Матвей Ильич все чаще стал задаваться вопросом: когда же то, что еще лет двадцать назад казалось престижным, достичь чего он стремился с наглой напористостью пробивного провинциала, вдруг потеряло сладость преодоления, перестало кружить голову победой? В какой момент острота чувства достижения сменилась равнодушием обладания? Когда он перестал ощущать вкус жизни?

Корнеев с бокалом коньяка сидел в полном одиночестве в своей большой квартире. Отключенный телефон, чтобы никто не донимал звонками, лежал рядом. Любовница отдыхала на Бали, а Матвей от нее. Жена Ирина укатила в Альпы, кажется, с очередным бой-френдом. Впрочем, последнее было Матвею Ильичу совершенно безразлично. Он давно перестал следить за ее личной жизнью. Гипертрофированный страх постареть, потерять привлекательность заставлял Ирину бороться за «свежую юность» всеми доступными ей средствами. В том числе и с помощью любовников, которые раз от разу становились моложе.

Матвей не обвинял этих проворных жиголо. Каждый зарабатывает на жизнь как может и чем может, так почему бы не сделать это с помощью стареющей мадам, которая так щедро платит?!

Матвей Ильич с грустью вспоминал свою молодость. Сколько энергии, честолюбивых замыслов витало тогда в студенческой среде. Каждому второму после окончания вуза самое малое чего хотелось — остаться в столице. Остаться, зацепиться, ухватиться крепкими зубами и желательно урвать кусок. Свой кусок, да пожирнее.

Матвею повезло, считали бывшие его сокурсники. На высокого, симпатичного, ладно сложенного, с копной волнистых светло-русых волос, без пяти минут выпускника, обратила внимание дочь декана их факультета Ирина, избалованная девица со смазливой внешностью, по слухам, отвергнувшая не одного претендента на ее руку и сердце. Свой выбор она остановила на нем, красавчике Матвее Корнееве. Пусть и с налетом провинциальности, без богатых родителей и связей, рассудила девушка, но в ее умелых руках да с папиной протекцией он многого добьется. К тому же парень так похож на американского актера Роберта Редфорда, а Ирина просто млела от глянцевого лоска голливудских звезд.
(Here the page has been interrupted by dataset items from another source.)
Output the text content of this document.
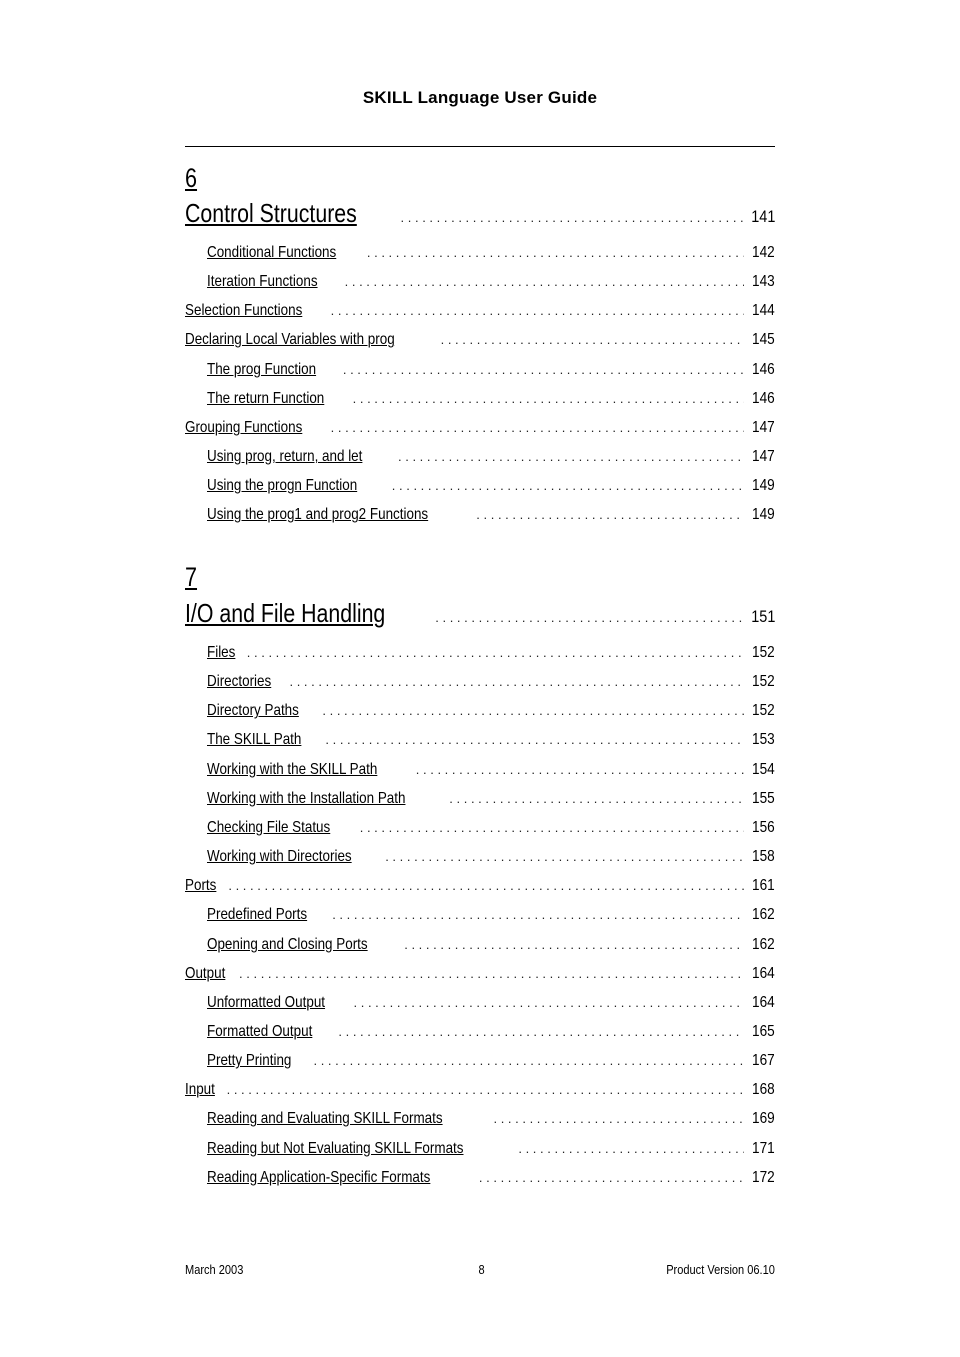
SKILL Language User Guide
6
Control Structures . . .	141
Conditional Functions . . .	142
Iteration Functions . . .	143
Selection Functions . . .	144
Declaring Local Variables with prog . . .	145
The prog Function . . .	146
The return Function . . .	146
Grouping Functions . . .	147
Using prog, return, and let . . .	147
Using the progn Function . . .	149
Using the prog1 and prog2 Functions . . .	149
7
I/O and File Handling . . .	151
Files . . .	152
Directories . . .	152
Directory Paths . . .	152
The SKILL Path . . .	153
Working with the SKILL Path . . .	154
Working with the Installation Path . . .	155
Checking File Status . . .	156
Working with Directories . . .	158
Ports . . .	161
Predefined Ports . . .	162
Opening and Closing Ports . . .	162
Output . . .	164
Unformatted Output . . .	164
Formatted Output . . .	165
Pretty Printing . . .	167
Input . . .	168
Reading and Evaluating SKILL Formats . . .	169
Reading but Not Evaluating SKILL Formats . . .	171
Reading Application-Specific Formats . . .	172
March 2003	8	Product Version 06.10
А что Матвей? Выросший без отца, воспитанный матерью-медсестрой, которая сутками пропадала на работе в городской больнице, чтобы хоть как-то свести концы с концами, парень мечтал, как раньше говорили, во что бы то ни стало выбиться в люди. Его тяготила бедность, в которой прошло его детство и юность. Он, будучи студентом, стыдился того, что не мог, подобно многим москвичам, жившим с родителями, позволить себе лишнее — в еде, одежде, развлечениях, потому что приходилось растягивать стипендию и те небольшие деньги, что удавалось зарабатывать на разгрузке вагонов по ночам.
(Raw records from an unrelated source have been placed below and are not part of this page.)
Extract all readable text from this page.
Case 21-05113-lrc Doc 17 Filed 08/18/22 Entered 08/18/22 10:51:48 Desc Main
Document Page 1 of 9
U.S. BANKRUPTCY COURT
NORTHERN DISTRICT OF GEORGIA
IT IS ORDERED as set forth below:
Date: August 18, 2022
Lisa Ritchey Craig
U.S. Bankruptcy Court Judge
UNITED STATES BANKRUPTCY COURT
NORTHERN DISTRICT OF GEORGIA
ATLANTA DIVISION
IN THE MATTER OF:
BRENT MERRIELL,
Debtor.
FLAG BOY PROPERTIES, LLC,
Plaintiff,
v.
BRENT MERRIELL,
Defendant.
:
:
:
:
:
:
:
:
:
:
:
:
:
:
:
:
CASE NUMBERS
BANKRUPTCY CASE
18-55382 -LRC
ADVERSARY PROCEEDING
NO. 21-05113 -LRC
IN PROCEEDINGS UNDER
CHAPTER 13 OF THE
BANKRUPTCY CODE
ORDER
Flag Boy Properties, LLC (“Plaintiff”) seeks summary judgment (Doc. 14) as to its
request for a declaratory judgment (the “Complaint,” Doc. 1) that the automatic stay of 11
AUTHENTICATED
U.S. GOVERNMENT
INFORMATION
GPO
Матвею хотелось совсем другой жизни, достойной и обеспеченной. В его понимании атрибутами такой жизни непременно должна была быть просторная квартира, а не их с матерью однокомнатная хрущевка в захолустном городишке. Еще — приличная зарплата. Собственный автомобиль. Возможность ездить отдыхать на юг или за границу. Покупать модные вещи. Словом, не отказывать себе ни в чем, пока молод, полон сил и желаний. А Ирина... Ну, а она как... входной билет в эту жизнь. И пусть он не любил ее, так, увлекся, но оно же того стоило! Точно стоило! Да и не уродина она, вполне симпатичная, хотя и не совсем в его вкусе. Так что женился Матвей Корнеев осознанно, здраво сообразив о выгодах подобного союза. Он лишь постарался как можно скорее забыть, что в родном городе его ждала любимая девушка Настя, которую знал с детства, которой дал слово вернуться после окончания института, чтобы жениться.

Пышная свадьба, столы, ломившиеся от угощений, гости — всё нужные люди, и Наталья Ивановна, мама жениха, словно белая ворона в своем скромном платье, стоптанных туфлях, с пучком седеющих волос, совсем потерявшаяся среди разодетой столичной публики. Отчего глаза ее были так печальны, когда вокруг, кажется, мелькали сплошь веселые и счастливые лица?! Она только спросила негромко, отведя Матвея в сторону: «Сынок, ты хотя бы любишь ее?..» И ушла, ведь ей надо было еще успеть на электричку. А сын не остановил, не предложил переночевать в квартире, подаренной им родителями Ирины. Видел, как недовольно морщила нос молодая жена, которой было неловко при виде так бедно и неказисто одетой свекрови.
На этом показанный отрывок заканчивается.